When Alaska officials on Wednesday sell the state's rights to explore for oil and gas on its southwestern peninsula, they may be offering a toehold on new a energy frontier.
Most of the leases on the 5.8 million acres of state territory are for onshore development, but having them could make offshore exploration feasible on federal territory which has the most oil and gas potential, state officials say.
Alaska's state territory goes three miles offshore before becoming federal territory.
For that federal territory, the federal Minerals Management Service has proposed oil and gas lease sales in southwestern Alaska's salmon-rich Bristol Bay for the first time since 1988. No date for such a sale has been set but is proposed in MMS's five-year plan.
President Bush last month lifted a ban on oil and gas development in the sensitive Bristol Bay region.
But don't expect a rush at Wednesday's Alaska Peninsula onshore lease sale, the second such sale to be held in 25 years, said Kevin Banks, acting director of the Alaska Division of Oil and Gas.

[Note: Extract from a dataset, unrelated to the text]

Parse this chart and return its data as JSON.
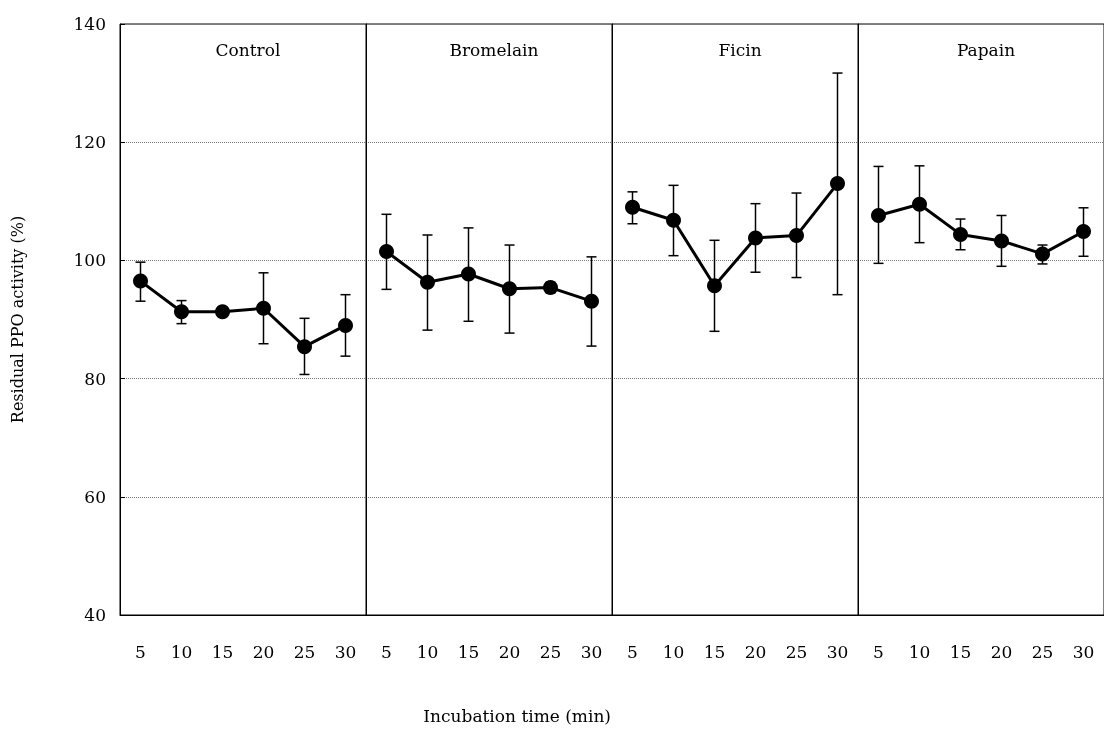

The region holds good potential for onshore and offshore hydrocarbons, especially natural gas, but faces economic challenges of being hundreds of miles from any existing oil and gas infrastructure, he said.
"The basin is really pretty good. It's thick, but it also seems some of the best prospects are farther offshore than state land," he said.
Federal territories in the North Aleutian Basin off Alaska, which is mainly Bristol Bay, has 750 million barrels of oil and 8.6 trillion cubic feet of natural gas, the MMS estimates.
Alaska officials have no estimate of the oil and gas potential on the 5.8 million acres of state territory up for lease.
The last state lease sale was held in 2005 when 37 tracts were sold, but so far no drilling has occurred.
The last federal lease sale was 1988 and it fetched $95.4 million in bids. But no development has occurred.
Bristol Bay's status as the home for the world's biggest sockeye salmon runs, as well as its importance to other forms of marine life, makes it too sensitive and valuable to risk to oil and gas development, leasing opponents say.
Fishing, conservation and many Alaska Native groups remain as adamant in their opposition to Bristol Bay drilling as they were in the 1980s.
"One spill could really harm the ability to market Bristol Bay salmon into the future," said Kelly Harrell of the Alaska Marine Conservation Council. Not only is there the possibility of a spill, there could also be chronic leaks, pollution and other industrial disturbances, she said. "That's too great a risk for this region."
But many in the region want offshore oil and gas development to diversify the area's economy and have overcome the fear of oil spills that was heightened after the 1989 Exxon Valdez disaster. The Valdez spill was in Prince William Sound east of Bristol Bay.